How can I become a U.S. citizen?
You may become a U.S. citizen (1) by birth or (2) through naturalization.
Generally, people are born U.S. citizens if they are born in the United States or if they are born to U.S. citizens:
Normally you were a U.S. citizen at birth.
- If you were born in the U.S.. Normally you were a citizen at birth (Including, in most cases, the Commonwealth of Puerto Rico, the territories of Guam and the U.S. Virgin Islands, and after November 4, 1986, the Commonwealth of the Northern Mariana Islands),
- If you were born abroad to TWO U.S. citizens: And at least one of your parents lived in the United States at some point in his or her life, then in most cases you are a U.S. citizen.
- If you were born abroad to ONE U.S. citizen:
In most cases, you are a U.S. citizen if all of the following are true:
- One of your parents was a U.S. citizen when you were born;
- Your citizen parent lived at least 5 years in the United States before you were born; and
- At least 2 of those 5 years in the United States were after your citizen parent’s 14th birthday.
Your record of birth abroad, if registered with a U.S. consulate or embassy, is proof of your citizenship. You may also apply for a passport to have your citizenship recognized. If you need additional proof of your citizenship, you may file an “Application for Certificate of Citizenship”
 The exception is persons who were born not subject to the jurisdiction of the United States, such as children of foreign diplomats.
 If you were born before November 14, 1986, you are a citizen if your U.S. citizen parent lived in the United States for at least 10 years and 5 of those years in the United States were after your citizen parent’s 14th birthday.
When does my time as a Permanent Resident begin?
Your time as a Permanent Resident begins on the date you were granted permanent resident status. This date is on your Permanent Resident Card (formerly known as an Alien Registration Card or “Green Card”). The sample cards on this page show where you can find important information such as the date your Permanent Residence began.
If I have been convicted of a crime but my record has been expunged, do I need to write that on my application or tell a USCIS officer?

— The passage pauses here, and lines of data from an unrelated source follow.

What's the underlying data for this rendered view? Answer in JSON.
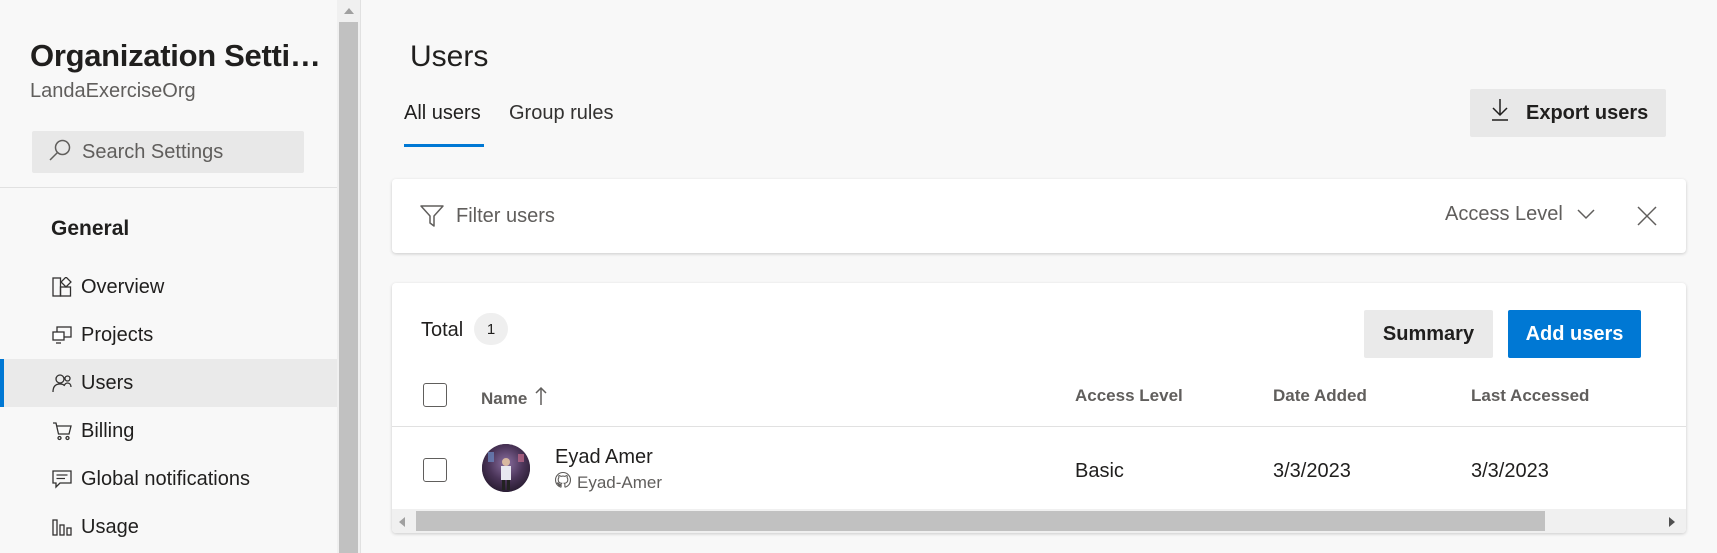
{
  "sidebar": {
    "title": "Organization Settin...",
    "org_name": "LandaExerciseOrg",
    "search_placeholder": "Search Settings",
    "group_label": "General",
    "items": [
      {
        "label": "Overview",
        "icon": "overview-icon",
        "active": false
      },
      {
        "label": "Projects",
        "icon": "projects-icon",
        "active": false
      },
      {
        "label": "Users",
        "icon": "users-icon",
        "active": true
      },
      {
        "label": "Billing",
        "icon": "cart-icon",
        "active": false
      },
      {
        "label": "Global notifications",
        "icon": "notifications-icon",
        "active": false
      },
      {
        "label": "Usage",
        "icon": "usage-icon",
        "active": false
      }
    ]
  },
  "main": {
    "title": "Users",
    "tabs": [
      {
        "label": "All users",
        "active": true
      },
      {
        "label": "Group rules",
        "active": false
      }
    ],
    "export_label": "Export users",
    "filter": {
      "placeholder": "Filter users",
      "dropdown_label": "Access Level"
    },
    "table": {
      "total_label": "Total",
      "total_count": "1",
      "summary_label": "Summary",
      "add_users_label": "Add users",
      "columns": [
        "Name",
        "Access Level",
        "Date Added",
        "Last Accessed"
      ],
      "rows": [
        {
          "name": "Eyad Amer",
          "github": "Eyad-Amer",
          "access_level": "Basic",
          "date_added": "3/3/2023",
          "last_accessed": "3/3/2023"
        }
      ]
    }
  },
  "colors": {
    "accent": "#0078d4",
    "background": "#f8f8f8",
    "card": "#ffffff"
  }
}
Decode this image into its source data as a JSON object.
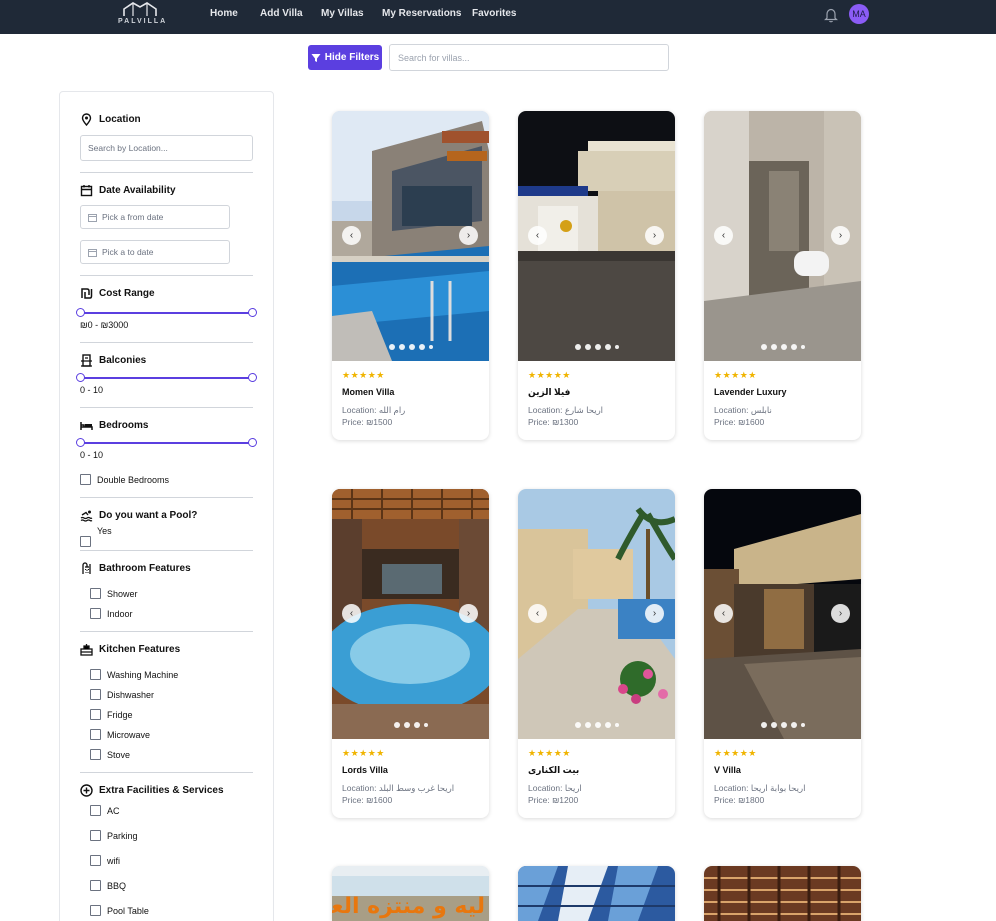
{
  "nav": {
    "brand": "PALVILLA",
    "links": [
      "Home",
      "Add Villa",
      "My Villas",
      "My Reservations",
      "Favorites"
    ],
    "avatar": "MA"
  },
  "filterbar": {
    "hide_filters_label": "Hide Filters",
    "search_placeholder": "Search for villas..."
  },
  "sidebar": {
    "location": {
      "title": "Location",
      "placeholder": "Search by Location..."
    },
    "date": {
      "title": "Date Availability",
      "from_placeholder": "Pick a from date",
      "to_placeholder": "Pick a to date"
    },
    "cost": {
      "title": "Cost Range",
      "range_text": "₪0 - ₪3000",
      "min": 0,
      "max": 3000
    },
    "balconies": {
      "title": "Balconies",
      "range_text": "0 - 10",
      "min": 0,
      "max": 10
    },
    "bedrooms": {
      "title": "Bedrooms",
      "range_text": "0 - 10",
      "min": 0,
      "max": 10,
      "double_label": "Double Bedrooms"
    },
    "pool": {
      "title": "Do you want a Pool?",
      "yes_label": "Yes"
    },
    "bathroom": {
      "title": "Bathroom Features",
      "options": [
        "Shower",
        "Indoor"
      ]
    },
    "kitchen": {
      "title": "Kitchen Features",
      "options": [
        "Washing Machine",
        "Dishwasher",
        "Fridge",
        "Microwave",
        "Stove"
      ]
    },
    "extra": {
      "title": "Extra Facilities & Services",
      "options": [
        "AC",
        "Parking",
        "wifi",
        "BBQ",
        "Pool Table"
      ]
    }
  },
  "cards": [
    {
      "name": "Momen Villa",
      "location_label": "Location:",
      "location": "رام الله",
      "price": "Price: ₪1500",
      "stars": "★★★★★"
    },
    {
      "name": "فيلا الزين",
      "location_label": "Location:",
      "location": "اريحا شارع",
      "price": "Price: ₪1300",
      "stars": "★★★★★"
    },
    {
      "name": "Lavender Luxury",
      "location_label": "Location:",
      "location": "نابلس",
      "price": "Price: ₪1600",
      "stars": "★★★★★"
    },
    {
      "name": "Lords Villa",
      "location_label": "Location:",
      "location": "اريحا غرب وسط البلد",
      "price": "Price: ₪1600",
      "stars": "★★★★★"
    },
    {
      "name": "بيت الكنارى",
      "location_label": "Location:",
      "location": "اريحا",
      "price": "Price: ₪1200",
      "stars": "★★★★★"
    },
    {
      "name": "V Villa",
      "location_label": "Location:",
      "location": "اريحا بوابة اريحا",
      "price": "Price: ₪1800",
      "stars": "★★★★★"
    }
  ],
  "partial_card_text": "ليه و منتزه العز"
}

Yes. You should always be honest with U.S.C.I.S. about all:
- Arrests (even if you were not charged or convicted);
- Convictions (even if your record was cleared or expunged);
- Crimes you have committed for which you were not arrested or convicted; and
- Any countervailing evidence, or evidence in your favor concerning the circumstances of your arrests, and/or convictions or offenses that you would like U.S.C.I.S. to consider.
Even if you have committed a minor crime, U.S.C.I.S. may deny your application if you do not tell the U.S.C.I.S. officer about the incident. Note that unless a traffic incident was alcohol or drug related, you do not need to submit documentation for traffic fines and incidents that did not involve an actual arrest if the only penalty was a fine less than $500 and/or points on your driver’s license.
If my Permanent Resident Card expires while I am applying for naturalization, do I still need to apply for a new card?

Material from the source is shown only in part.